Teknoloji hayatımıza yaklaştıkça, zihinler düşünmekten uzaklaşıyor, dil tembelleşiyor, yazan eller hikmeti ve maneviyatı yavaş yavaş yitiriyor... 21. yüzyılın dijital devrimlerinden belki de en dikkat çekeni, yapay zekâ teknolojisinin hayatımıza hızla nüfuz etmesi diyebiliriz. Bu anlamda yapay zekâ teknolojisinin bilgi üretiminden sağlık hizmetlerine, eğitimden ticarete, iş planlamasından kişisel planlamalara kadar birçok sahada büyük kolaylıklar sağladığı bir gerçektir. Fakat hangi gelişmenin içerisinde olursak olalım, bir Müslüman olarak gelişmelere baktığımızda her nimetin bir sorumluluğu ve imtihanı da beraberinde getirdiğinin bilincinde olmalıyız. Yapay zekâ gerçekten bir nimet olabilir ancak bu nimetin bizi nasıl bir ahlaki sınavla karşı karşıya bıraktığı da göz ardı edilmemesi gereken ve dikkat edilmesi gereken noktalardan bir tanesidir.

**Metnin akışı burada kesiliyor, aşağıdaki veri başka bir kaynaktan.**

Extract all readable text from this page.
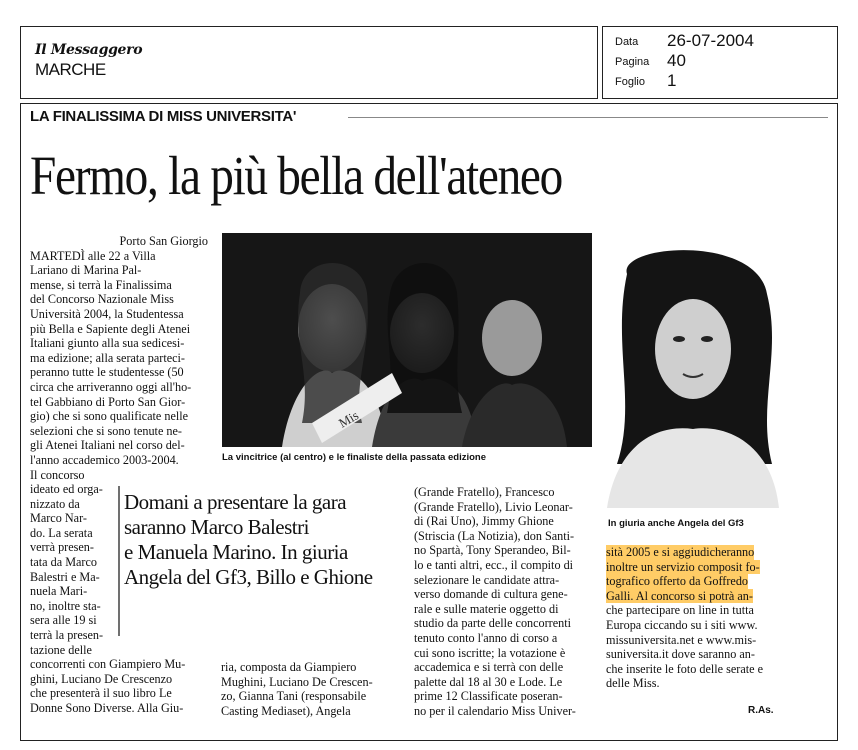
Il Messaggero
MARCHE
Data 26-07-2004
Pagina 40
Foglio 1
LA FINALISSIMA DI MISS UNIVERSITA'
Fermo, la più bella dell'ateneo
Porto San Giorgio
MARTEDÌ alle 22 a Villa
Lariano di Marina Pal-
mense, si terrà la Finalissima
del Concorso Nazionale Miss
Università 2004, la Studentessa
più Bella e Sapiente degli Atenei
Italiani giunto alla sua sedicesi-
ma edizione; alla serata parteci-
peranno tutte le studentesse (50
circa che arriveranno oggi all'ho-
tel Gabbiano di Porto San Gior-
gio) che si sono qualificate nelle
selezioni che si sono tenute ne-
gli Atenei Italiani nel corso del-
l'anno accademico 2003-2004.
Il concorso
ideato ed orga-
nizzato da
Marco Nar-
do. La serata
verrà presen-
tata da Marco
Balestri e Ma-
nuela Mari-
no, inoltre sta-
sera alle 19 si
terrà la presen-
tazione delle
concorrenti con Giampiero Mu-
ghini, Luciano De Crescenzo
che presenterà il suo libro Le
Donne Sono Diverse. Alla Giu-
Mis
La vincitrice (al centro) e le finaliste della passata edizione
In giuria anche Angela del Gf3
Domani a presentare la gara
saranno Marco Balestri
e Manuela Marino. In giuria
Angela del Gf3, Billo e Ghione
ria, composta da Giampiero
Mughini, Luciano De Crescen-
zo, Gianna Tani (responsabile
Casting Mediaset), Angela
(Grande Fratello), Francesco
(Grande Fratello), Livio Leonar-
di (Rai Uno), Jimmy Ghione
(Striscia (La Notizia), don Santi-
no Spartà, Tony Sperandeo, Bil-
lo e tanti altri, ecc., il compito di
selezionare le candidate attra-
verso domande di cultura gene-
rale e sulle materie oggetto di
studio da parte delle concorrenti
tenuto conto l'anno di corso a
cui sono iscritte; la votazione è
accademica e si terrà con delle
palette dal 18 al 30 e Lode. Le
prime 12 Classificate poseran-
no per il calendario Miss Univer-
sità 2005 e si aggiudicherannoinoltre un servizio composit fo-tografico offerto da GoffredoGalli. Al concorso si potrà an-
che partecipare on line in tutta
Europa ciccando su i siti www.
missuniversita.net e www.mis-
suniversita.it dove saranno an-
che inserite le foto delle serate e
delle Miss.
R.As.
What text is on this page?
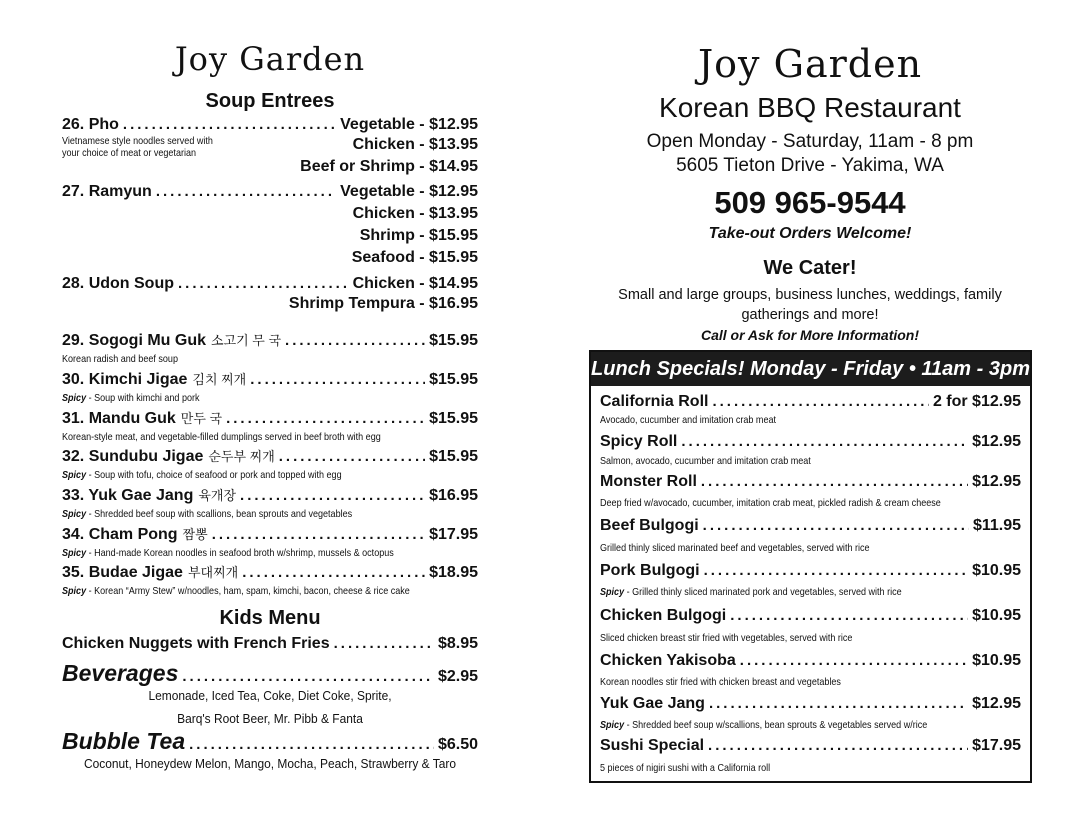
Joy Garden
Soup Entrees
26. Pho .....	Vegetable - $12.95
Vietnamese style noodles served with
your choice of meat or vegetarian	Chicken - $13.95
Beef or Shrimp - $14.95
27. Ramyun .....	Vegetable - $12.95
Chicken - $13.95
Shrimp - $15.95
Seafood - $15.95
28. Udon Soup .....	Chicken - $14.95
Shrimp Tempura - $16.95
29. Sogogi Mu Guk 소고기 무 국 .....	$15.95
Korean radish and beef soup
30. Kimchi Jigae 김치 찌개 .....	$15.95
Spicy - Soup with kimchi and pork
31. Mandu Guk 만두 국 .....	$15.95
Korean-style meat, and vegetable-filled dumplings served in beef broth with egg
32. Sundubu Jigae 순두부 찌개 .....	$15.95
Spicy - Soup with tofu, choice of seafood or pork and topped with egg
33. Yuk Gae Jang 육개장 .....	$16.95
Spicy - Shredded beef soup with scallions, bean sprouts and vegetables
34. Cham Pong 짬뽕 .....	$17.95
Spicy - Hand-made Korean noodles in seafood broth w/shrimp, mussels & octopus
35. Budae Jigae 부대찌개 .....	$18.95
Spicy - Korean “Army Stew” w/noodles, ham, spam, kimchi, bacon, cheese & rice cake
Kids Menu
Chicken Nuggets with French Fries .....	$8.95
Beverages .....	$2.95
Lemonade, Iced Tea, Coke, Diet Coke, Sprite,
Barq's Root Beer, Mr. Pibb & Fanta
Bubble Tea .....	$6.50
Coconut, Honeydew Melon, Mango, Mocha, Peach, Strawberry & Taro
Joy Garden
Korean BBQ Restaurant
Open Monday - Saturday, 11am - 8 pm
5605 Tieton Drive - Yakima, WA
509 965-9544
Take-out Orders Welcome!
We Cater!
Small and large groups, business lunches, weddings, family gatherings and more!
Call or Ask for More Information!
Lunch Specials! Monday - Friday • 11am - 3pm
California Roll .....	2 for $12.95
Avocado, cucumber and imitation crab meat
Spicy Roll .....	$12.95
Salmon, avocado, cucumber and imitation crab meat
Monster Roll .....	$12.95
Deep fried w/avocado, cucumber, imitation crab meat, pickled radish & cream cheese
Beef Bulgogi .....	$11.95
Grilled thinly sliced marinated beef and vegetables, served with rice
Pork Bulgogi .....	$10.95
Spicy - Grilled thinly sliced marinated pork and vegetables, served with rice
Chicken Bulgogi .....	$10.95
Sliced chicken breast stir fried with vegetables, served with rice
Chicken Yakisoba .....	$10.95
Korean noodles stir fried with chicken breast and vegetables
Yuk Gae Jang .....	$12.95
Spicy - Shredded beef soup w/scallions, bean sprouts & vegetables served w/rice
Sushi Special .....	$17.95
5 pieces of nigiri sushi with a California roll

Yapay zekânın gelişimiyle birlikte her alanda etik kaygılar çoğalmış durumdadır. Özellikle yazı, fikir ve ilmî üretim gibi sahalarda bu teknolojinin yoğun kullanımı, ciddi bir ahlaki sorgulamayı ve muhasebeyi gerekli kılmaktadır. Yayıncılık dünyasında ve akademik dünyada çoktan “yapay zekâ politikaları” ve “akademik dürüstlük ilkeleri” belirlenmeye başlandı bile. Çünkü bu yeni araç, sadece kolaylık sağlamakla kalmıyor aynı zamanda insanı üretmeden görünür olma, emek vermeden takdir kazanma gibi zaaflarıyla da yüzleştiriyor.

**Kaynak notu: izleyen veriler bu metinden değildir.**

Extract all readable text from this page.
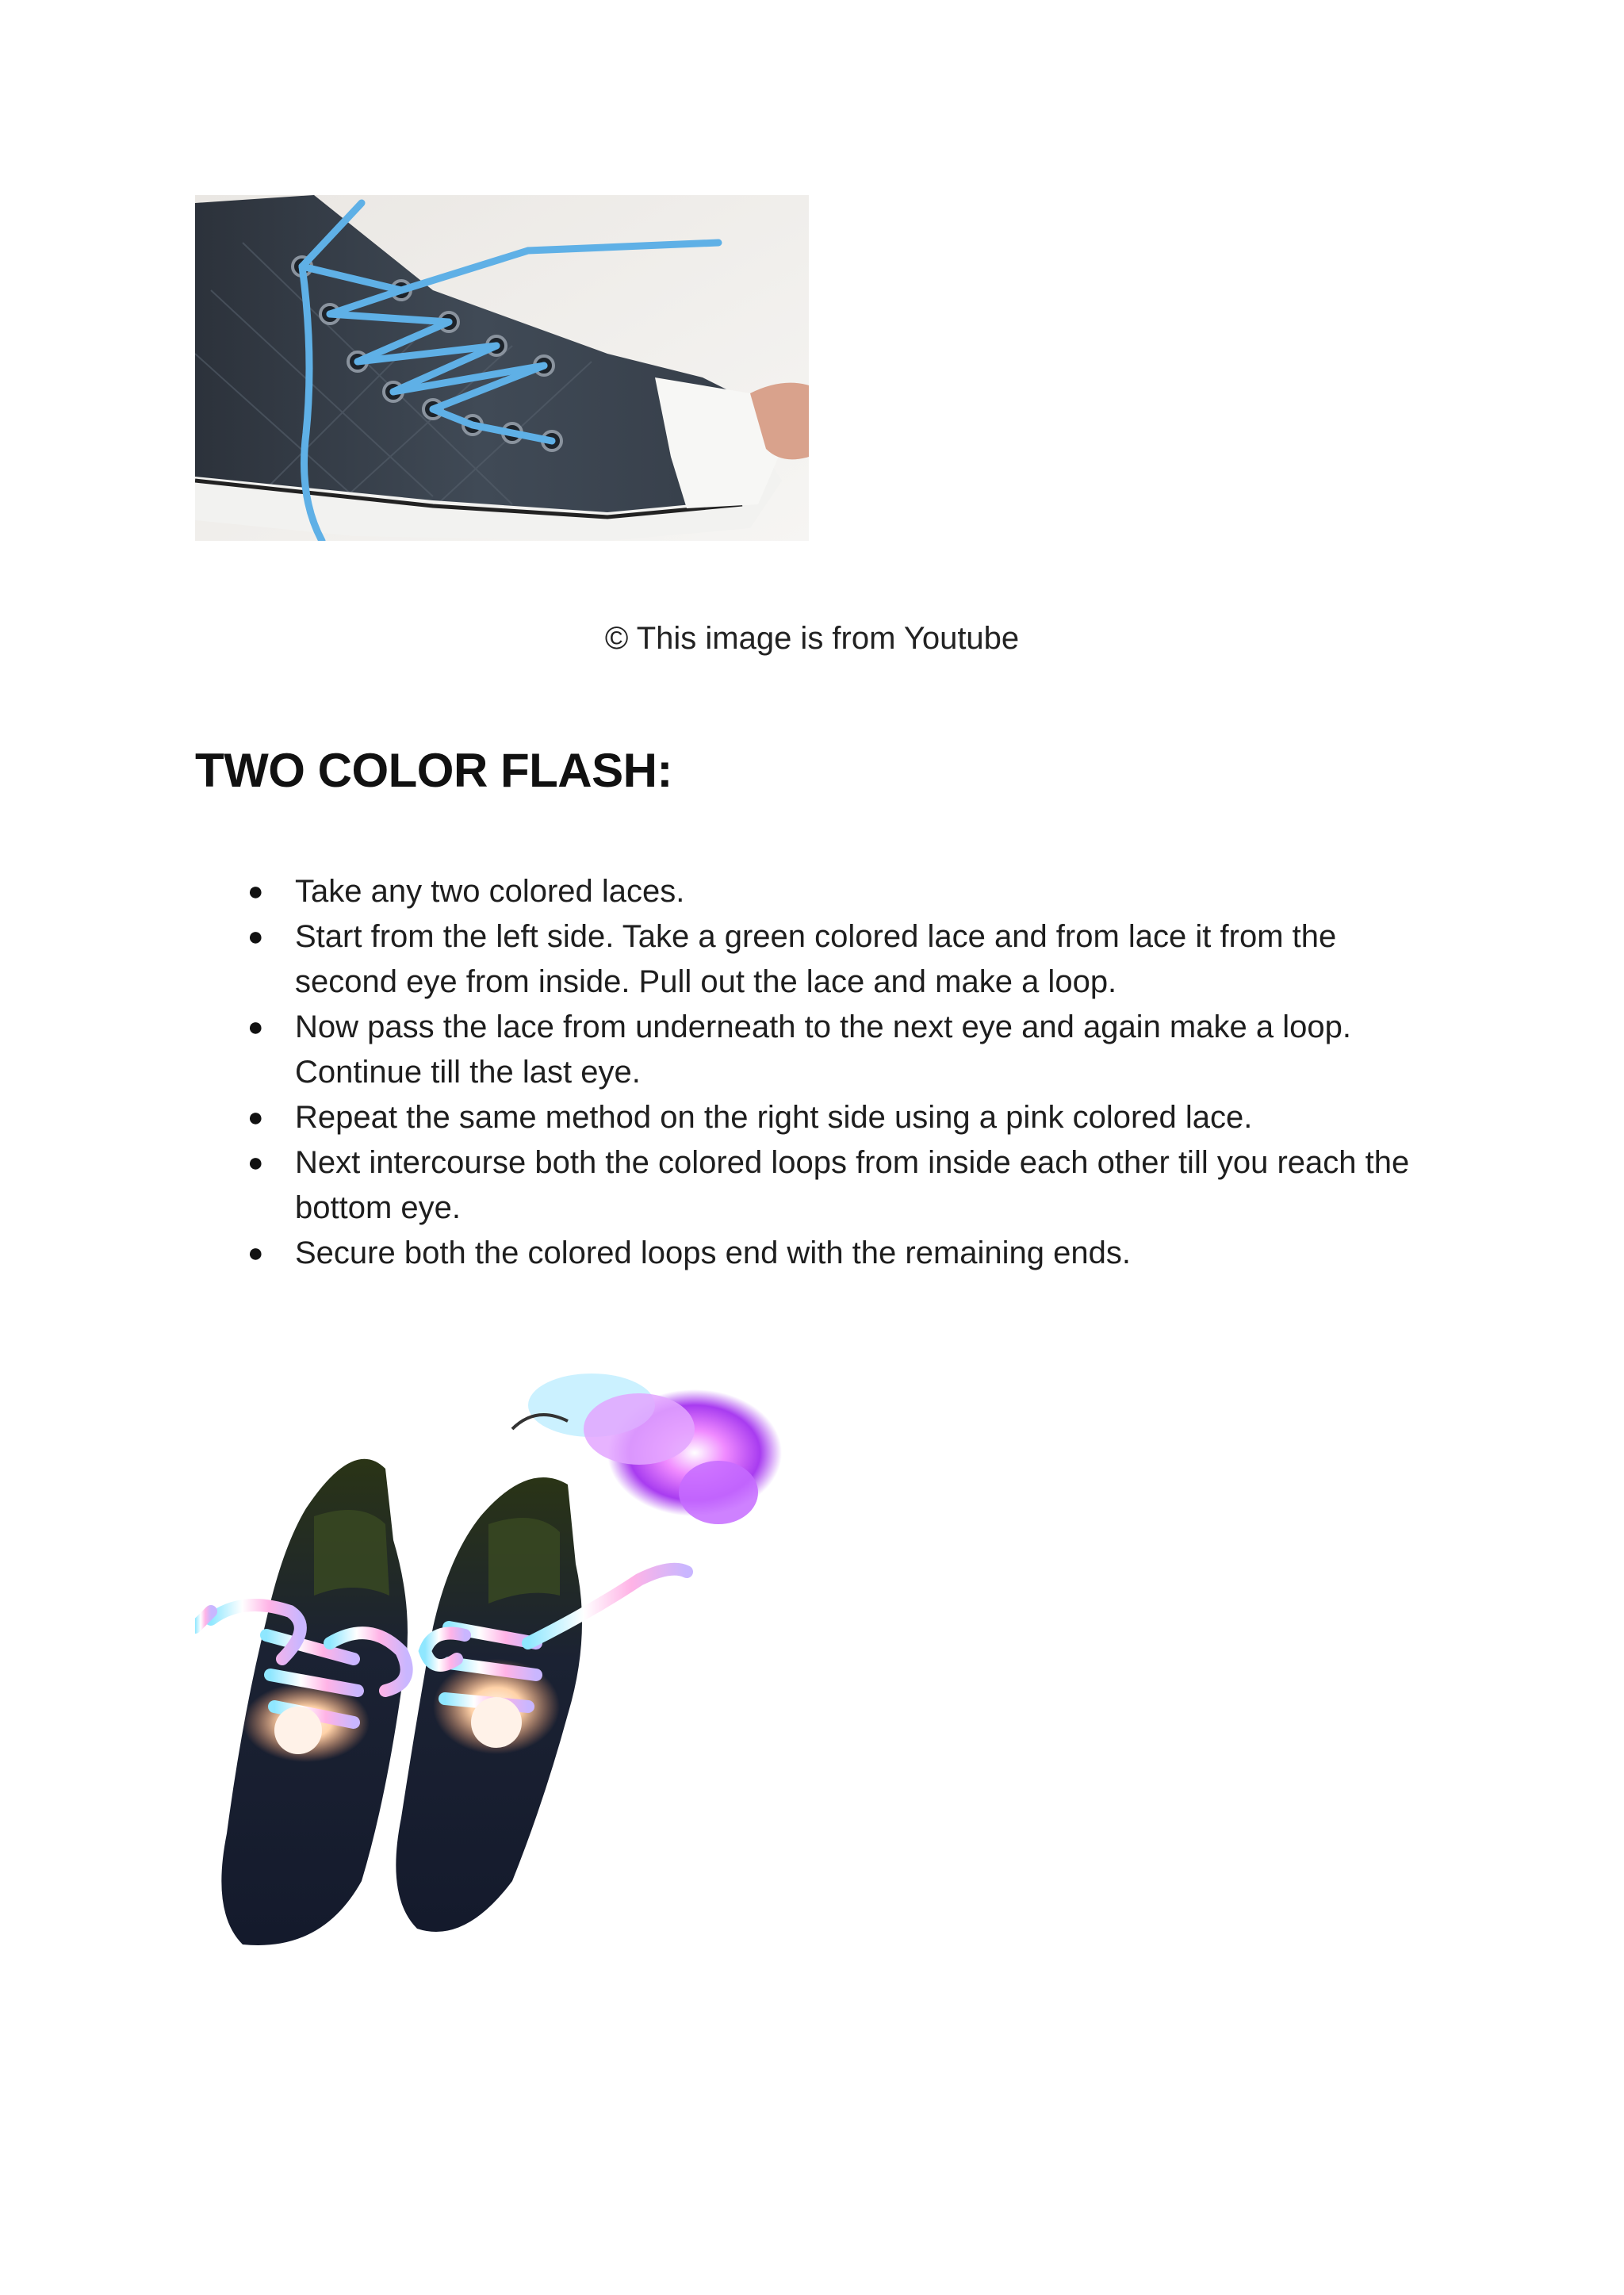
© This image is from Youtube
TWO COLOR FLASH:
● Take any two colored laces.
● Start from the left side. Take a green colored lace and from lace it from the second eye from inside. Pull out the lace and make a loop.
● Now pass the lace from underneath to the next eye and again make a loop. Continue till the last eye.
● Repeat the same method on the right side using a pink colored lace.
● Next intercourse both the colored loops from inside each other till you reach the bottom eye.
● Secure both the colored loops end with the remaining ends.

Yapay zekâ kullanmak elbette haram değildir fakat onu nasıl ve ne niyetle kullandığımız çok önemlidir. Çünkü bu durum giderek bir yalan üretme sistemine dönüşme potansiyelini taşımaktadır. Bu durum kendi zihnini çalıştırmadan, kendi sözünü üretmeden, davası ve derdiyle yoğrulmadan yazılmış metinler yığınını karşımıza çıkarmaktadır. Bugün ihtiyacımız olan çokça bilgi, çokça yazı değildir; bugün ihtiyacımız olan hikmeti barındıran, gayemizi, yaratılış amacımızı ve mesuliyetlerimizi hatırlatan bunu gündemde tutan yazılar ve işlerdir. Hikmetsiz bilgi, kuru bir malumat yığını olmaktan öteye gitmemekte ve bu yazılar ne kalbe inmekte ne de başka kalplere ulaşmaktadır… Yapay zekâyı bir araç olarak kullanmakta elbette bir beis yok, hatta bir yazıyı planlamak, kavramları araştırmak; öğrenme, araştırma, tasarlama, tercüme ve bilgi toplama aşaması gibi birçok alanda yardımcı bir mecra olarak kullanılması faydalı olabilir. Ancak geldiğimiz noktada gerek sosyal medya üzerinde gerek bireysel birtakım çalışmalarda yazının tamamını yapay zekâya yazdırmak, sonra da hiçbir katkıda bulunmadan bu yazıyı kendi eseri gibi sunmak “masum” görünen bir eylem haline gelmiştir. Yine teknolojinin gelişimiyle artık hangi yazı, hangi ürün orijinal ve hangi ürün kopya içerik, yapay zekâ ile hazırlanmış bunlar bilinebilmektedir. Bu durum maalesef nefsin ıslah edilmediği, Müslüman şahsiyetinin yerleşmediği kimselerde elbette ki yazarlıkta, eğitimde, üretimin olduğu bütün alanlarda emekle değil kestirme yollarla görünür olma arzusunu tetiklemektedir. Özellikle yazı dediğimiz şey, bir dizi tefekkürün sonucudur, ürünüdür. Düşünmeden yazmak, üretmeden takdim etmek sadece modern çağın hazıra konma hastalığı olabilir.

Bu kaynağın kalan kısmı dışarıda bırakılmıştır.